O globo, n. 29926, 14/07/2015. Opinião, p. 14

Congresso abusa de ter baixa percepção da crise

Legislativo não apenas deixa de aprovar cortes de gastos, como cria novas despesas, numa gritante demonstração de insensatez diante da situação da economia

As demonstrações de independência do Congresso têm múltiplas causas. Uma delas, a intenção dos peemedebistas presidentes da Câmara e do Senado, Eduardo Cunha (RJ) e Renan Calheiros (AL), de darem mostras de força, enquanto o Ministério Público Federal avalia se os denunciará ao Supremo, no processo do petrolão.

Contrariar interesses do Planalto serviria, ainda, como retaliação, por entenderem que o Executivo, de alguma forma — não se sabe ao certo como — trabalharia para que os dois sejam arrolados juridicamente no escândalo do assalto lulopetista à Petrobras.

Mas é certo que por trás de tudo estão os problemas políticos da presidente Dilma, cuja popularidade bate recordes de baixa, desestabilizada por uma campanha eleitoral vitoriosa, mas fantasiosa, por acenar aos eleitores com um futuro ilusório, manobra logo comprovada pela política de austeridade adotada pela própria presidente reeleita.

A perda de sustentação de Dilma junto ao eleitorado corrói a base parlamentar do Planalto e torna a aprovação de importantes medidas de ajuste fiscal no Congresso mais difícil.

Isso se compreende. O inaceitável é que o Congresso, além de dificultar o ajuste, atue em sentido contrário: eleve os gastos públicos, sem considerar que a economia ainda roda com déficit primário na faixa de 0,6% do PIB e um resultado negativo nominal (incluindo juros da dívida) na estratosfera de mais de 7%, enquanto a dívida bruta, também em relação ao PIB, se mantém em alta e acima dos 60%. São indicadores nada favoráveis para um país colocado em estado de atenção pela agências de avaliação de risco.

Mesmo assim, além de podar os projetos de ajuste — tanto que recentes projeções dos cortes efetivos chegam a R$ 5 bilhões contra um objetivo inicial de R$ 18 bilhões —, o Congresso tem inflado a conta das despesas.

O mais recente desatino foi, à margem do ajuste, a aprovação de uma proposta autista de um reajuste salarial médio de 56% no Judiciário. Em quatro anos, a fatura a ser remetida ao Tesouro será de R$ 25,7 bilhões, conta impagável se for respeitado o princípio da responsabilidade fiscal. Para ser coerente com seu novo e acertado discurso pró-ajuste, a presidente Dilma terá de vetar.

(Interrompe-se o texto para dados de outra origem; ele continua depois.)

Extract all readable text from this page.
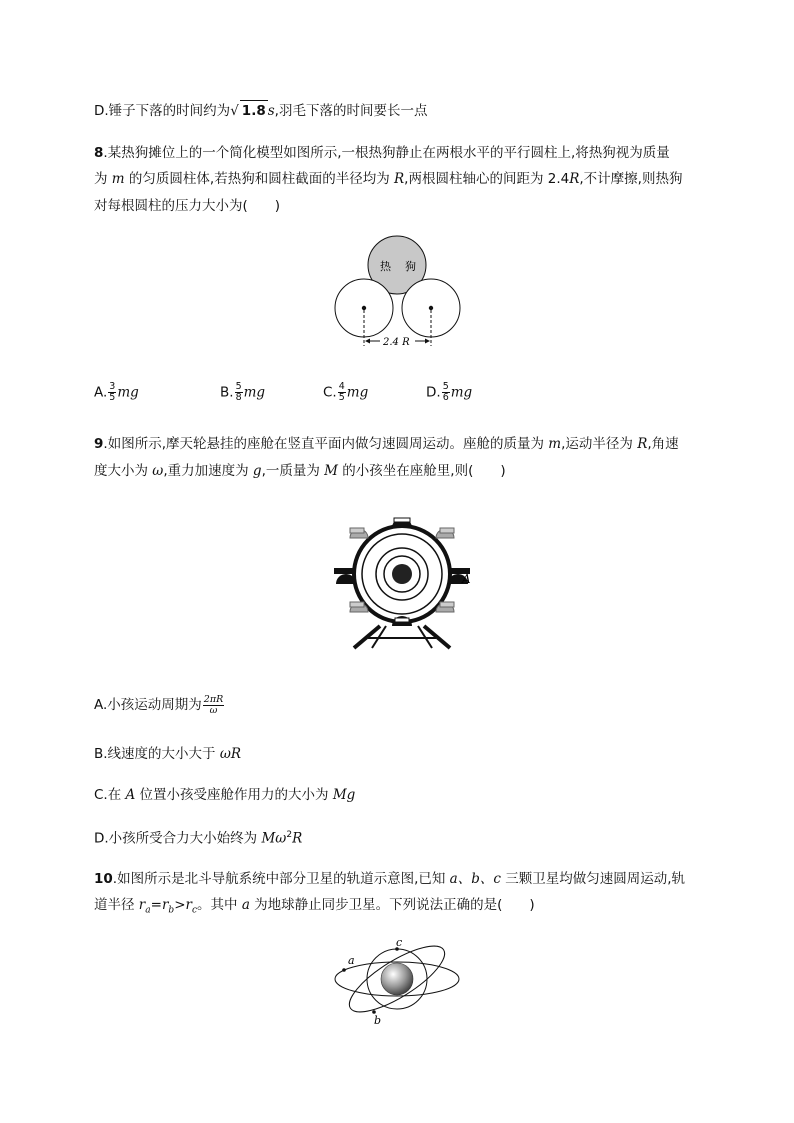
D.锤子下落的时间约为√ 1.8 s,羽毛下落的时间要长一点
8.某热狗摊位上的一个简化模型如图所示,一根热狗静止在两根水平的平行圆柱上,将热狗视为质量
为 m 的匀质圆柱体,若热狗和圆柱截面的半径均为 R,两根圆柱轴心的间距为 2.4R,不计摩擦,则热狗
对每根圆柱的压力大小为(　　)
热 狗
2.4 R
A. $\frac{3}{5}$ mg	B. $\frac{5}{8}$ mg	C. $\frac{4}{5}$ mg	D. $\frac{5}{6}$ mg
9.如图所示,摩天轮悬挂的座舱在竖直平面内做匀速圆周运动。座舱的质量为 m,运动半径为 R,角速
度大小为 ω,重力加速度为 g,一质量为 M 的小孩坐在座舱里,则(　　)
A
A.小孩运动周期为 $\frac{2\pi R}{\omega}$
B.线速度的大小大于 ωR
C.在 A 位置小孩受座舱作用力的大小为 Mg
D.小孩所受合力大小始终为 $M\omega^2R$
10.如图所示是北斗导航系统中部分卫星的轨道示意图,已知 a、b、c 三颗卫星均做匀速圆周运动,轨
道半径 $r_a=r_b>r_c$。其中 a 为地球静止同步卫星。下列说法正确的是(　　)
a
c
b
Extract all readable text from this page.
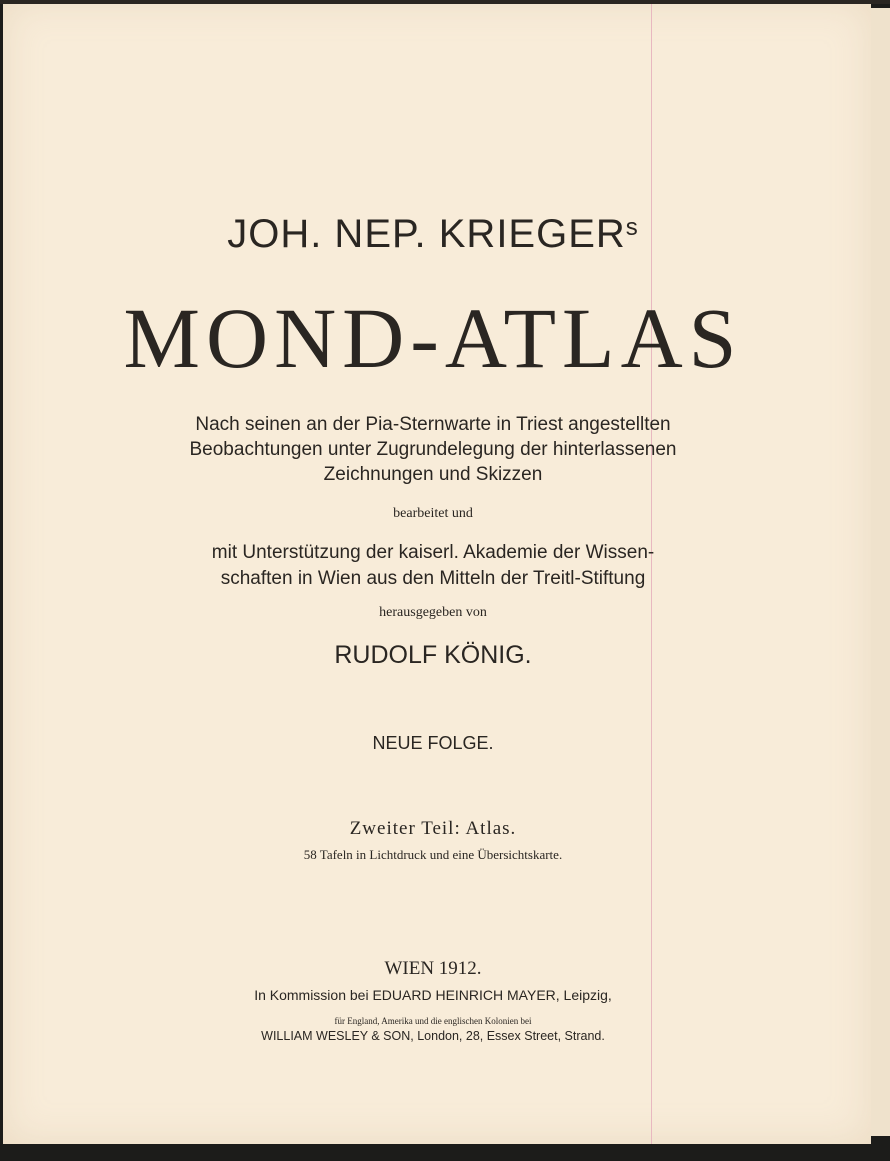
JOH. NEP. KRIEGER$^s$
MOND-ATLAS
Nach seinen an der Pia-Sternwarte in Triest angestellten
Beobachtungen unter Zugrundelegung der hinterlassenen
Zeichnungen und Skizzen
bearbeitet und
mit Unterstützung der kaiserl. Akademie der Wissen-
schaften in Wien aus den Mitteln der Treitl-Stiftung
herausgegeben von
RUDOLF KÖNIG.
NEUE FOLGE.
Zweiter Teil: Atlas.
58 Tafeln in Lichtdruck und eine Übersichtskarte.
WIEN 1912.
In Kommission bei EDUARD HEINRICH MAYER, Leipzig,
für England, Amerika und die englischen Kolonien bei
WILLIAM WESLEY & SON, London, 28, Essex Street, Strand.
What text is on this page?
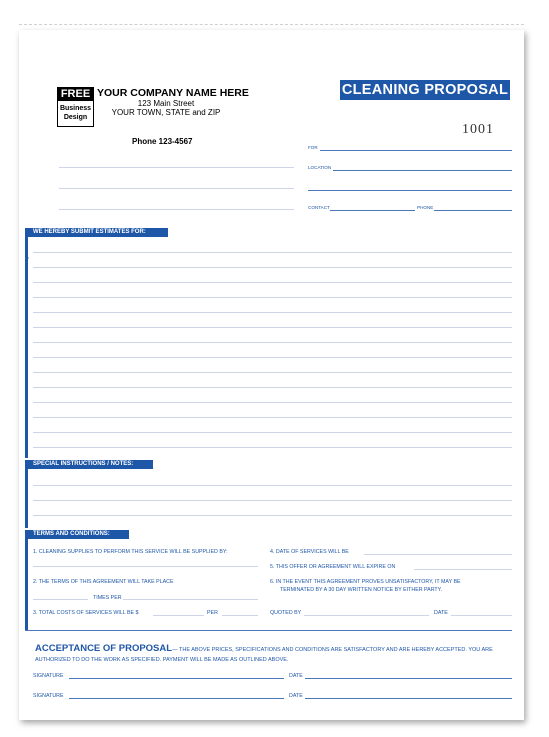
FREE
Business
Design
YOUR COMPANY NAME HERE
123 Main Street
YOUR TOWN, STATE and ZIP
Phone 123-4567
CLEANING PROPOSAL
1001
FOR
LOCATION
CONTACT	PHONE
WE HEREBY SUBMIT ESTIMATES FOR:
SPECIAL INSTRUCTIONS / NOTES:
TERMS AND CONDITIONS:
1. CLEANING SUPPLIES TO PERFORM THIS SERVICE WILL BE SUPPLIED BY:
2. THE TERMS OF THIS AGREEMENT WILL TAKE PLACE
TIMES PER
3. TOTAL COSTS OF SERVICES WILL BE $	PER
4. DATE OF SERVICES WILL BE
5. THIS OFFER OR AGREEMENT WILL EXPIRE ON
6. IN THE EVENT THIS AGREEMENT PROVES UNSATISFACTORY, IT MAY BE
TERMINATED BY A 30 DAY WRITTEN NOTICE BY EITHER PARTY.
QUOTED BY	DATE
ACCEPTANCE OF PROPOSAL— THE ABOVE PRICES, SPECIFICATIONS AND CONDITIONS ARE SATISFACTORY AND ARE HEREBY ACCEPTED. YOU ARE AUTHORIZED TO DO THE WORK AS SPECIFIED. PAYMENT WILL BE MADE AS OUTLINED ABOVE.
SIGNATURE	DATE
SIGNATURE	DATE
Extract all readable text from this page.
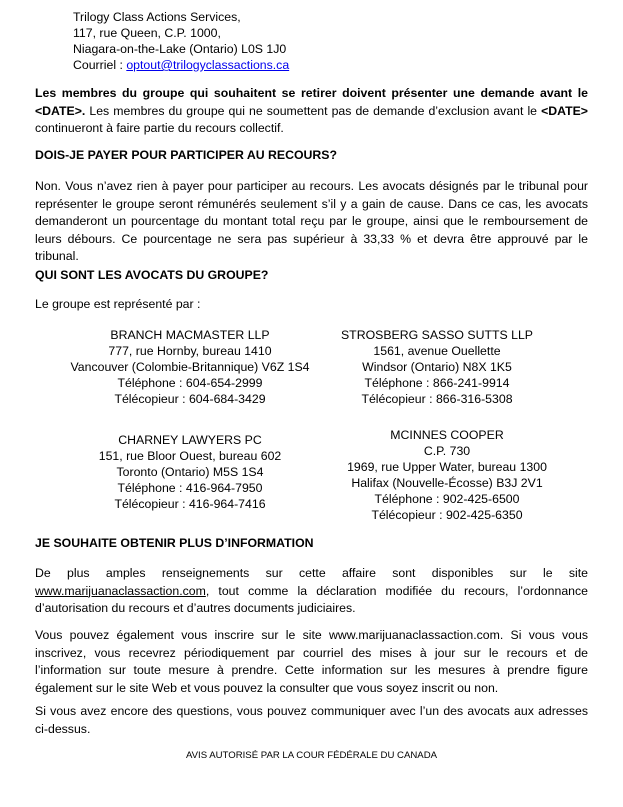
Trilogy Class Actions Services,
117, rue Queen, C.P. 1000,
Niagara-on-the-Lake (Ontario) L0S 1J0
Courriel : optout@trilogyclassactions.ca
Les membres du groupe qui souhaitent se retirer doivent présenter une demande avant le <DATE>. Les membres du groupe qui ne soumettent pas de demande d’exclusion avant le <DATE> continueront à faire partie du recours collectif.
DOIS-JE PAYER POUR PARTICIPER AU RECOURS?
Non. Vous n’avez rien à payer pour participer au recours. Les avocats désignés par le tribunal pour représenter le groupe seront rémunérés seulement s’il y a gain de cause. Dans ce cas, les avocats demanderont un pourcentage du montant total reçu par le groupe, ainsi que le remboursement de leurs débours. Ce pourcentage ne sera pas supérieur à 33,33 % et devra être approuvé par le tribunal.
QUI SONT LES AVOCATS DU GROUPE?
Le groupe est représenté par :
BRANCH MACMASTER LLP
777, rue Hornby, bureau 1410
Vancouver (Colombie-Britannique) V6Z 1S4
Téléphone : 604-654-2999
Télécopieur : 604-684-3429
STROSBERG SASSO SUTTS LLP
1561, avenue Ouellette
Windsor (Ontario) N8X 1K5
Téléphone : 866-241-9914
Télécopieur : 866-316-5308
CHARNEY LAWYERS PC
151, rue Bloor Ouest, bureau 602
Toronto (Ontario) M5S 1S4
Téléphone : 416-964-7950
Télécopieur : 416-964-7416
MCINNES COOPER
C.P. 730
1969, rue Upper Water, bureau 1300
Halifax (Nouvelle-Écosse) B3J 2V1
Téléphone : 902-425-6500
Télécopieur : 902-425-6350
JE SOUHAITE OBTENIR PLUS D’INFORMATION
De plus amples renseignements sur cette affaire sont disponibles sur le site www.marijuanaclassaction.com, tout comme la déclaration modifiée du recours, l’ordonnance d’autorisation du recours et d’autres documents judiciaires.
Vous pouvez également vous inscrire sur le site www.marijuanaclassaction.com. Si vous vous inscrivez, vous recevrez périodiquement par courriel des mises à jour sur le recours et de l’information sur toute mesure à prendre. Cette information sur les mesures à prendre figure également sur le site Web et vous pouvez la consulter que vous soyez inscrit ou non.
Si vous avez encore des questions, vous pouvez communiquer avec l’un des avocats aux adresses ci-dessus.
AVIS AUTORISÉ PAR LA COUR FÉDÉRALE DU CANADA
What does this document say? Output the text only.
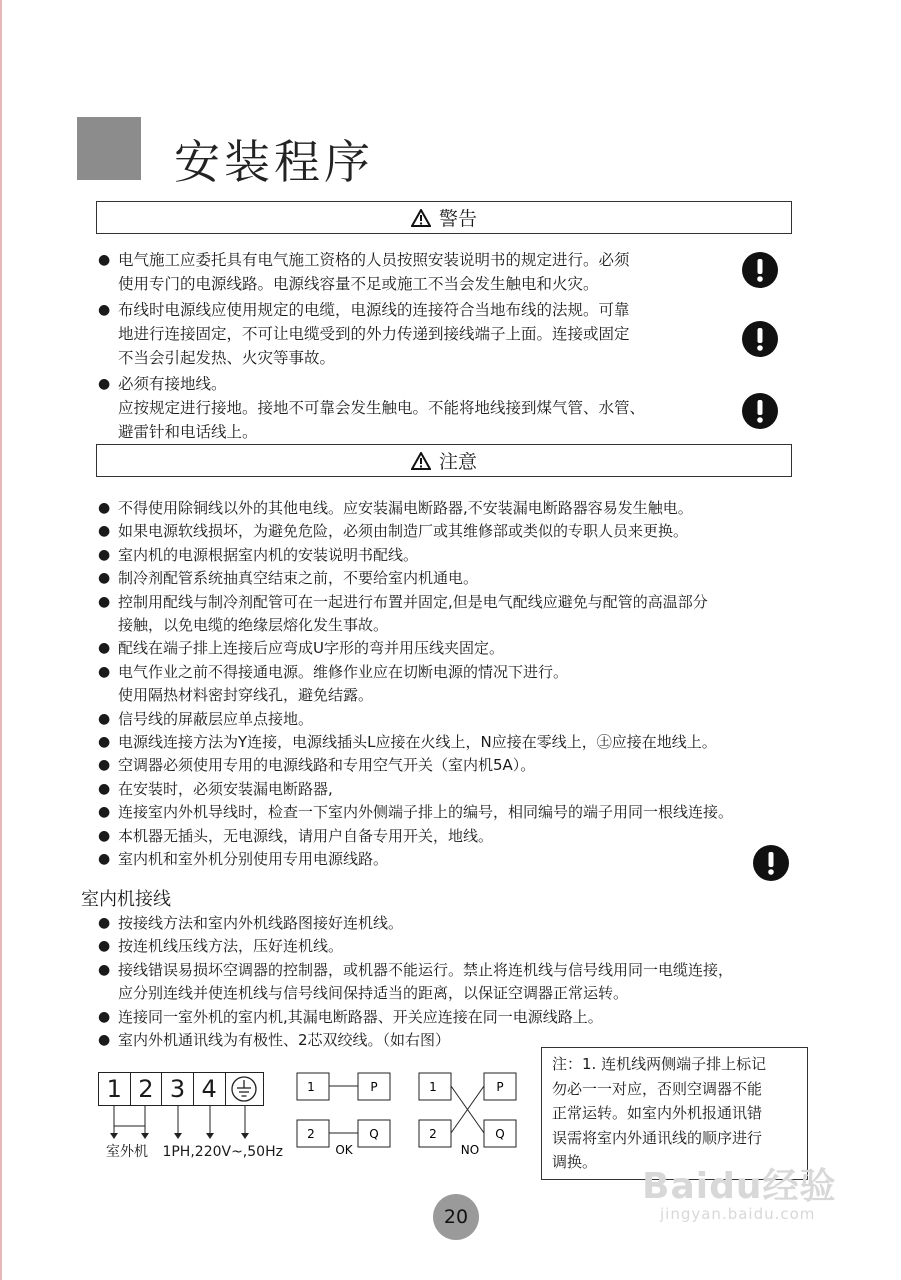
安装程序
警告
● 电气施工应委托具有电气施工资格的人员按照安装说明书的规定进行。必须
使用专门的电源线路。电源线容量不足或施工不当会发生触电和火灾。
● 布线时电源线应使用规定的电缆，电源线的连接符合当地布线的法规。可靠
地进行连接固定，不可让电缆受到的外力传递到接线端子上面。连接或固定
不当会引起发热、火灾等事故。
● 必须有接地线。
应按规定进行接地。接地不可靠会发生触电。不能将地线接到煤气管、水管、
避雷针和电话线上。
注意
● 不得使用除铜线以外的其他电线。应安装漏电断路器,不安装漏电断路器容易发生触电。
● 如果电源软线损坏，为避免危险，必须由制造厂或其维修部或类似的专职人员来更换。
● 室内机的电源根据室内机的安装说明书配线。
● 制冷剂配管系统抽真空结束之前，不要给室内机通电。
● 控制用配线与制冷剂配管可在一起进行布置并固定,但是电气配线应避免与配管的高温部分
接触，以免电缆的绝缘层熔化发生事故。
● 配线在端子排上连接后应弯成U字形的弯并用压线夹固定。
● 电气作业之前不得接通电源。维修作业应在切断电源的情况下进行。
使用隔热材料密封穿线孔，避免结露。
● 信号线的屏蔽层应单点接地。
● 电源线连接方法为Y连接，电源线插头L应接在火线上，N应接在零线上，㊏应接在地线上。
● 空调器必须使用专用的电源线路和专用空气开关（室内机5A）。
● 在安装时，必须安装漏电断路器,
● 连接室内外机导线时，检查一下室内外侧端子排上的编号，相同编号的端子用同一根线连接。
● 本机器无插头，无电源线，请用户自备专用开关，地线。
● 室内机和室外机分别使用专用电源线路。
室内机接线
● 按接线方法和室内外机线路图接好连机线。
● 按连机线压线方法，压好连机线。
● 接线错误易损坏空调器的控制器，或机器不能运行。禁止将连机线与信号线用同一电缆连接，
应分别连线并使连机线与信号线间保持适当的距离，以保证空调器正常运转。
● 连接同一室外机的室内机,其漏电断路器、开关应连接在同一电源线路上。
● 室内外机通讯线为有极性、2芯双绞线。（如右图）
注：1. 连机线两侧端子排上标记
勿必一一对应，否则空调器不能
正常运转。如室内外机报通讯错
误需将室内外通讯线的顺序进行
调换。
1 2 3 4
室外机 1PH,220V~,50Hz
1
2
P
Q
OK
1
2
P
Q
NO
20
Baidu经验
jingyan.baidu.com
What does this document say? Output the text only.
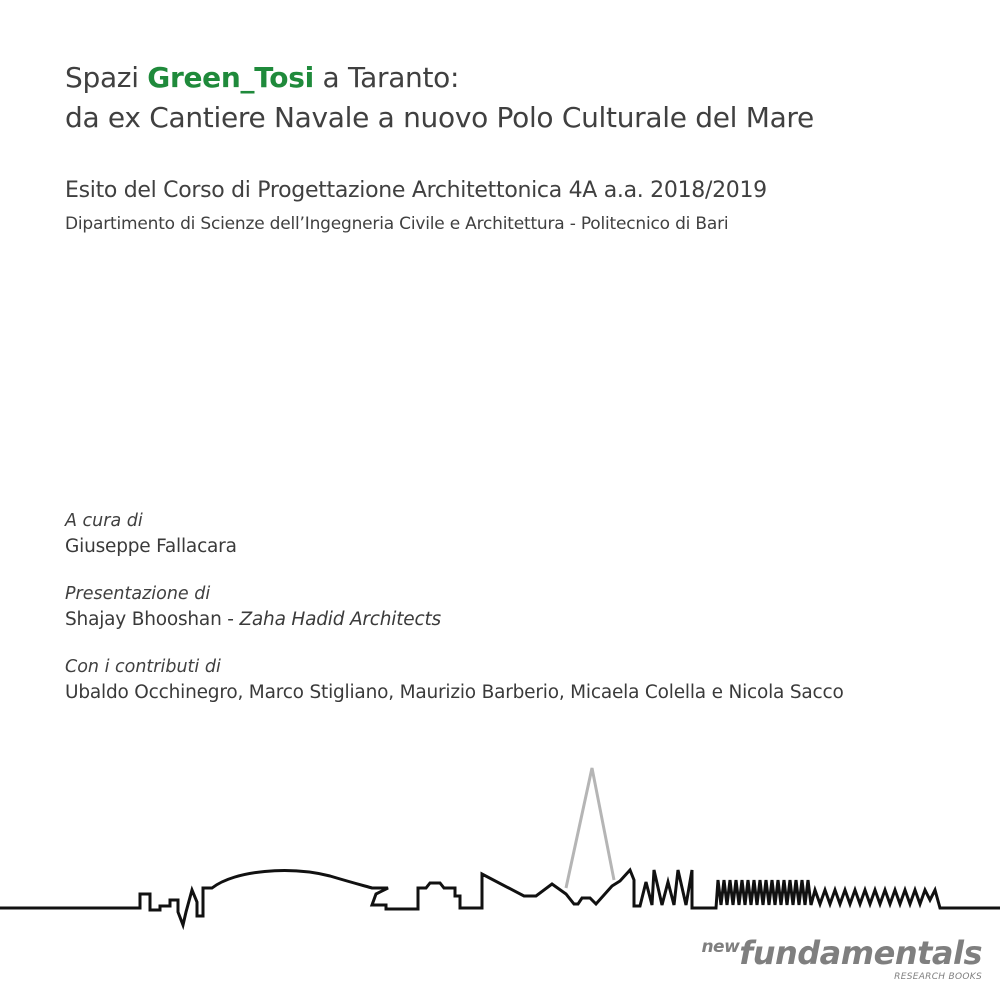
Spazi Green_Tosi a Taranto:
da ex Cantiere Navale a nuovo Polo Culturale del Mare
Esito del Corso di Progettazione Architettonica 4A a.a. 2018/2019
Dipartimento di Scienze dell’Ingegneria Civile e Architettura - Politecnico di Bari
A cura di
Giuseppe Fallacara
Presentazione di
Shajay Bhooshan - Zaha Hadid Architects
Con i contributi di
Ubaldo Occhinegro, Marco Stigliano, Maurizio Barberio, Micaela Colella e Nicola Sacco
newfundamentals
RESEARCH BOOKS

Há, ainda, um projeto semelhante, do Ministério Público Federal, para um aumento médio de salários de 59,49%, com alguns casos de 78,56%. E todos são reajustes que acionam o gatilho de revisões salariais em cascata, por toda a máquina pública.

São estrondosas demonstrações de insensatez e cegueira, inclusive da oposição, diante de uma crise que apenas se inicia. Durará muito ou pouco, a depender de decisões tomadas agora no Executivo e no Legislativo. A debacle fiscal da Grécia, vista de Brasília, parece acontecer em outro planeta.